Comic books are books. The very word “book” is in the title of the genre.
I recently asked a kid in my intervention class who had just finished his novel what he was reading next. He shamefully showed me his chosen book and said, “it’s just a comic.”
Just a comic?
Have educators so lost touch with the act of growing readers that students who are reading comics are ashamed of their choices? First, the student was reading. Secondly, reading choices should not be shamed. Ever. Multiple students have expressed shock in my classroom when they discover that comic books are acceptable reading choices. The only caveat is that everyone work to read across genres.
Comic books are a viable contribution to the classroom and can do more for undiscovered readers than access to hundreds of the latest and best chapter books can.
What is an undiscovered reader? A person who doesn’t know they love reading and hasn’t found the right text yet. Often, undiscovered readers are marginalized and underrepresented in the books present on our classroom shelves. Comics give undiscovered readers a face, voice and purpose.
The benefit of welcoming comic books into classrooms is that you can reach the unreachable. Comic books create readers. This deceptively complex text can answer to all the TEKS and grow your undiscovered reader in to a kid who willingly picks up books.
Comic books have involved, complicated plot lines. Some of these plot lines now span generations. Writers take these plots and continue to rework and expand them into a fabulously relevant and ever evolving, streaming works of fiction. Much like Charles Dickens and his beloved The Pickwick Papers, the plots unfold over a whole of series of books. Readers are perpetually engaged and ready for more.

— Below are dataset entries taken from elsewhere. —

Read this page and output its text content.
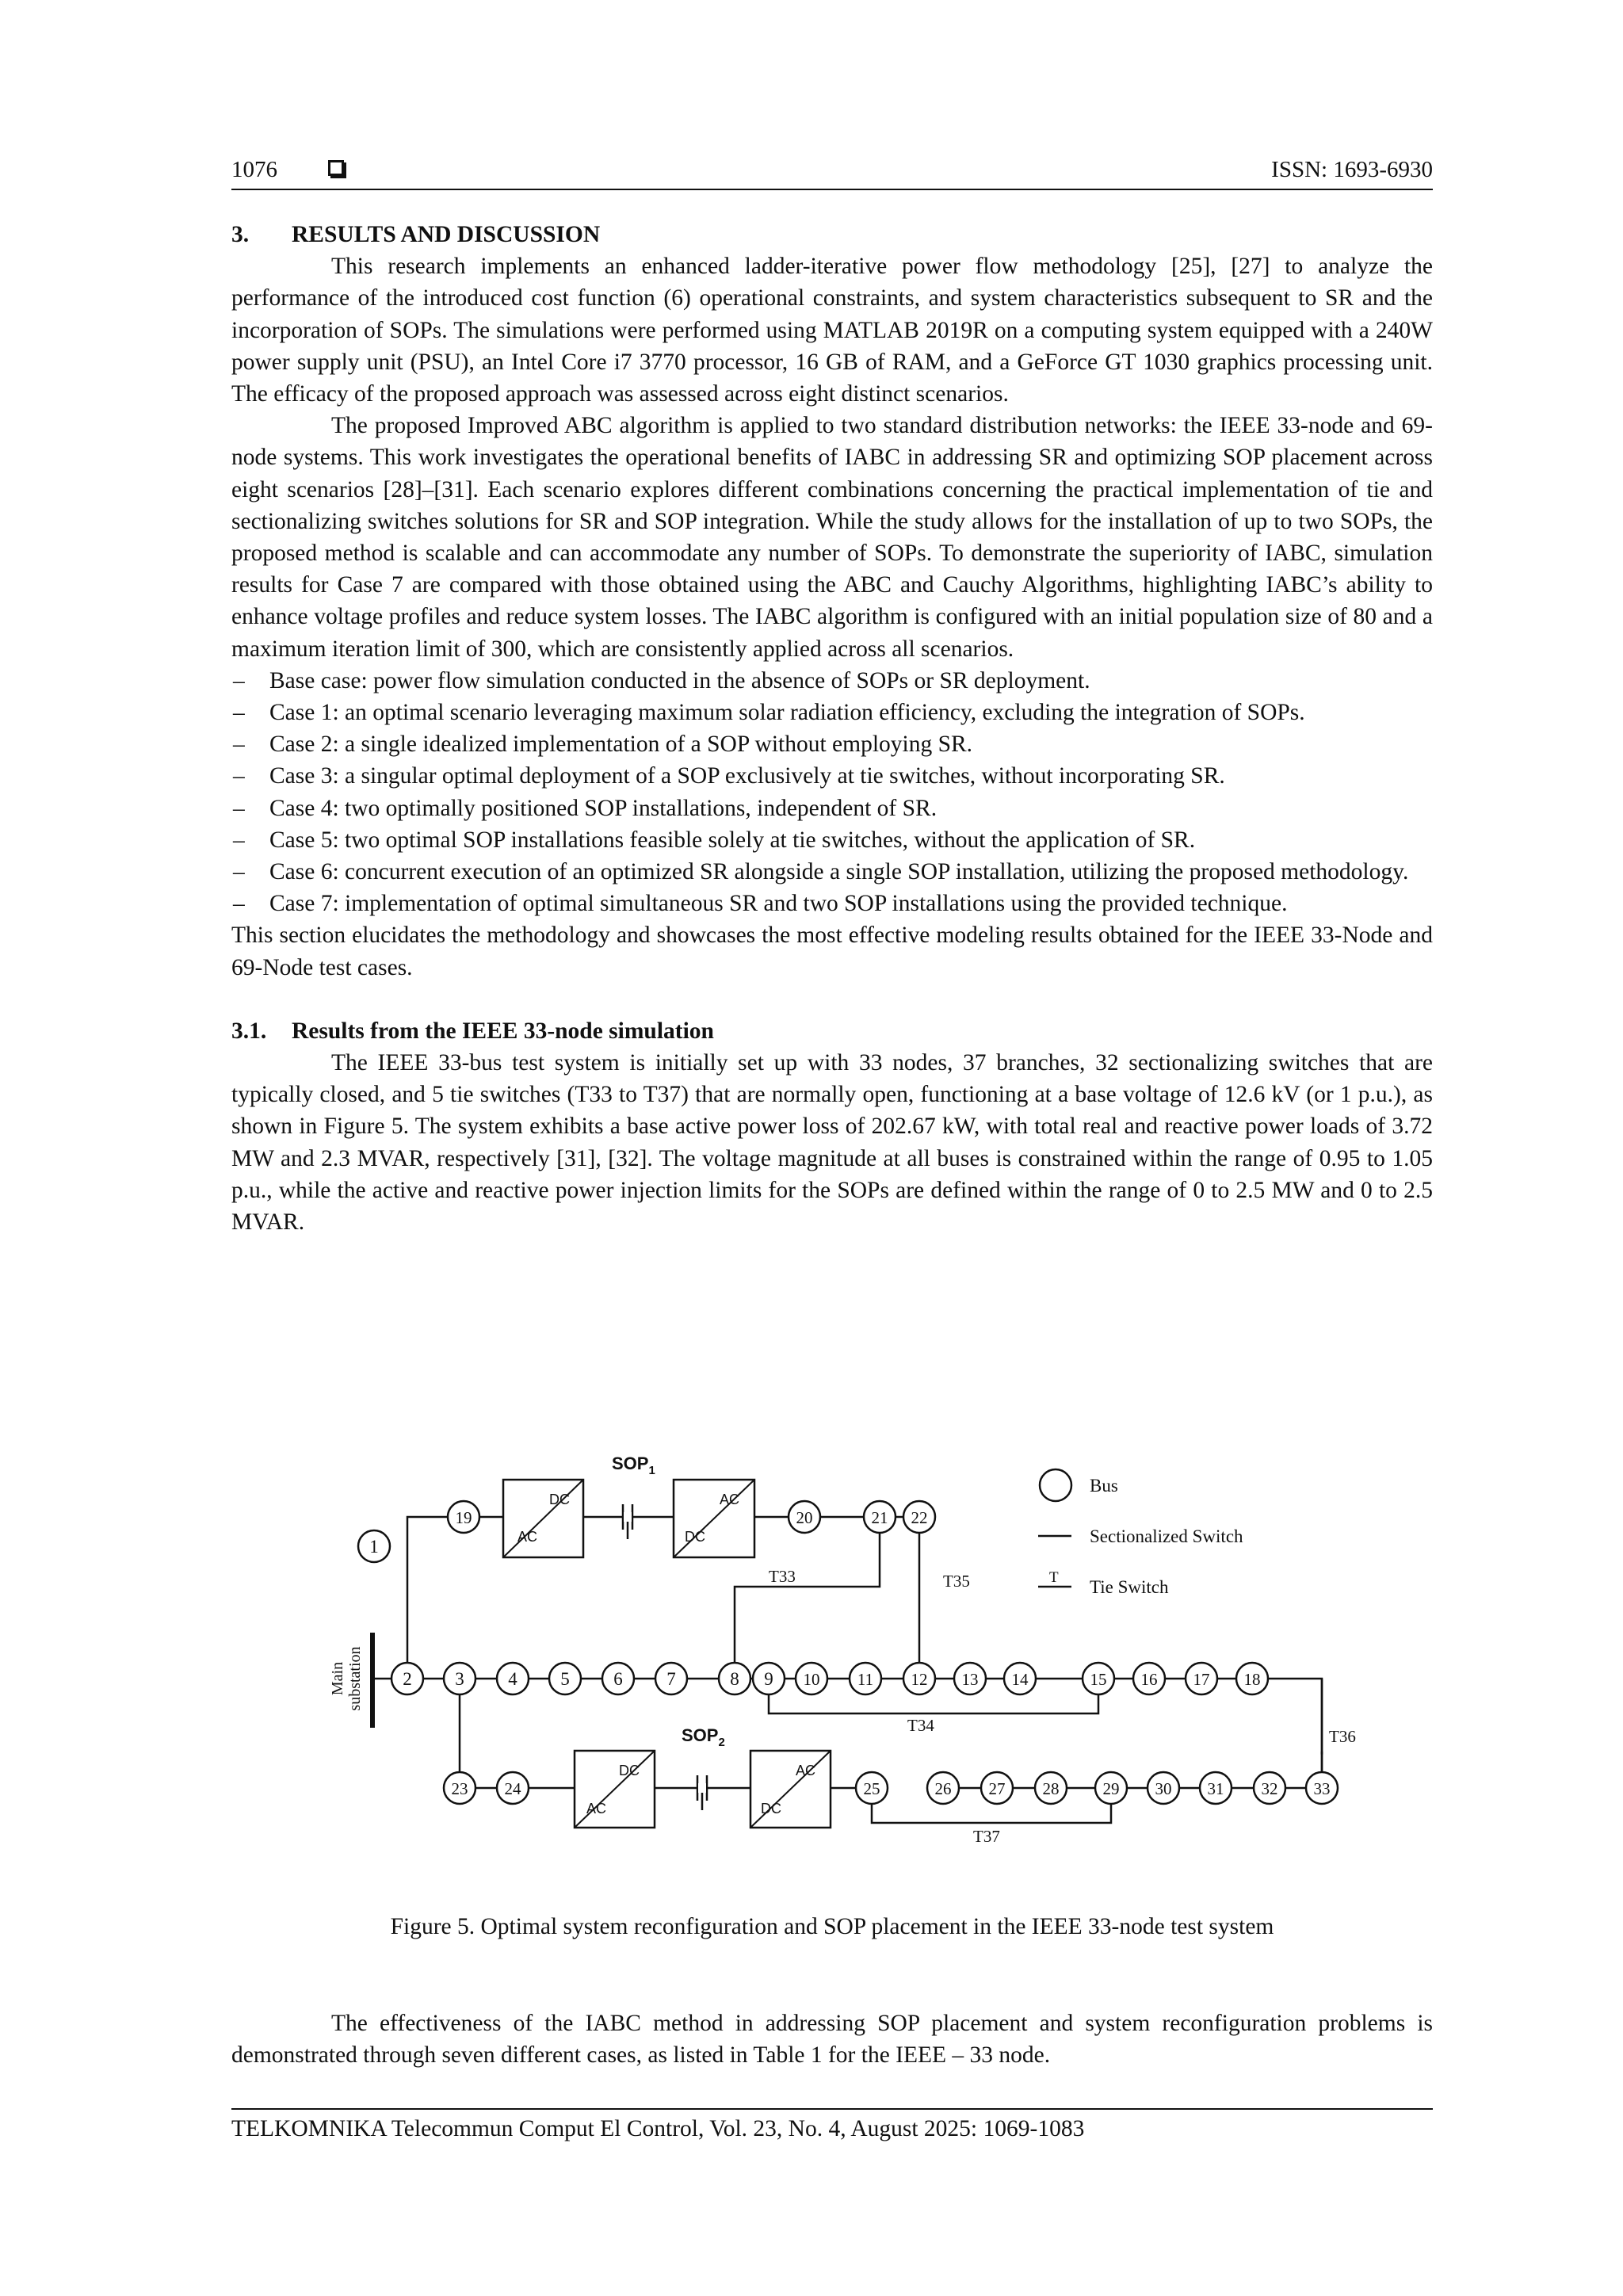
1076	ISSN: 1693-6930
3. RESULTS AND DISCUSSION

This research implements an enhanced ladder-iterative power flow methodology [25], [27] to analyze the performance of the introduced cost function (6) operational constraints, and system characteristics subsequent to SR and the incorporation of SOPs. The simulations were performed using MATLAB 2019R on a computing system equipped with a 240W power supply unit (PSU), an Intel Core i7 3770 processor, 16 GB of RAM, and a GeForce GT 1030 graphics processing unit. The efficacy of the proposed approach was assessed across eight distinct scenarios.

The proposed Improved ABC algorithm is applied to two standard distribution networks: the IEEE 33-node and 69-node systems. This work investigates the operational benefits of IABC in addressing SR and optimizing SOP placement across eight scenarios [28]–[31]. Each scenario explores different combinations concerning the practical implementation of tie and sectionalizing switches solutions for SR and SOP integration. While the study allows for the installation of up to two SOPs, the proposed method is scalable and can accommodate any number of SOPs. To demonstrate the superiority of IABC, simulation results for Case 7 are compared with those obtained using the ABC and Cauchy Algorithms, highlighting IABC’s ability to enhance voltage profiles and reduce system losses. The IABC algorithm is configured with an initial population size of 80 and a maximum iteration limit of 300, which are consistently applied across all scenarios.

– Base case: power flow simulation conducted in the absence of SOPs or SR deployment.
– Case 1: an optimal scenario leveraging maximum solar radiation efficiency, excluding the integration of SOPs.
– Case 2: a single idealized implementation of a SOP without employing SR.
– Case 3: a singular optimal deployment of a SOP exclusively at tie switches, without incorporating SR.
– Case 4: two optimally positioned SOP installations, independent of SR.
– Case 5: two optimal SOP installations feasible solely at tie switches, without the application of SR.
– Case 6: concurrent execution of an optimized SR alongside a single SOP installation, utilizing the proposed methodology.
– Case 7: implementation of optimal simultaneous SR and two SOP installations using the provided technique.

This section elucidates the methodology and showcases the most effective modeling results obtained for the IEEE 33-Node and 69-Node test cases.

3.1. Results from the IEEE 33-node simulation

The IEEE 33-bus test system is initially set up with 33 nodes, 37 branches, 32 sectionalizing switches that are typically closed, and 5 tie switches (T33 to T37) that are normally open, functioning at a base voltage of 12.6 kV (or 1 p.u.), as shown in Figure 5. The system exhibits a base active power loss of 202.67 kW, with total real and reactive power loads of 3.72 MW and 2.3 MVAR, respectively [31], [32]. The voltage magnitude at all buses is constrained within the range of 0.95 to 1.05 p.u., while the active and reactive power injection limits for the SOPs are defined within the range of 0 to 2.5 MW and 0 to 2.5 MVAR.

Main substation
DC
AC
AC
DC
$SOP_1$
DC
AC
AC
DC
$SOP_2$
T33	T35
T34
T36
T37
Bus
Sectionalized Switch
T Tie Switch
1
2 3 4 5 6 7	8 9 10 11 12 13 14	15 16 17 18
19	20	21 22
23 24	25	26 27 28	29 30 31 32 33
Figure 5. Optimal system reconfiguration and SOP placement in the IEEE 33-node test system

The effectiveness of the IABC method in addressing SOP placement and system reconfiguration problems is demonstrated through seven different cases, as listed in Table 1 for the IEEE – 33 node.

TELKOMNIKA Telecommun Comput El Control, Vol. 23, No. 4, August 2025: 1069-1083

Aside from these fantastic plots, the publishers allow writers to go off on tangents and create alternate universe plot lines or completely start over with a character. This is amazing! A reader can potentially see the same characters in a myriad of situations in which the fundamentals of the character stay the same, but the entire circumstance has changed. Try Thor as a woman. Captain America shedding his shield to become Nomad. Robin morphing into Nightwing. These are dizzying concepts and make for a challenging reading experience. They are rigorous reads. Character study anyone?
Comic books are timely. From their inception, comic books have challenged the status quo and worked to advance social issues. DC had Green Arrow and Green Lantern tackling drug addiction, race and social injustice as early as the 60’s. Many have had LGBTQIA representation. In the 80’s, Captain Marvel was a black woman who lead the Avengers. Today comics address the issues we are dealing with as a society. They are socially relevant. Imagine the engagement to be had if you were to pair a comic book with a thematically linked nonfiction text. Minds would be blown and engagement would be off the charts.
Comics also have connective powers of a shared societal cannon. A common reference point that the majority can understand and relate to thanks to highly powerful and well marketed movie franchises. Comics help connect, engage and inform.
They deserve a place on our shelves.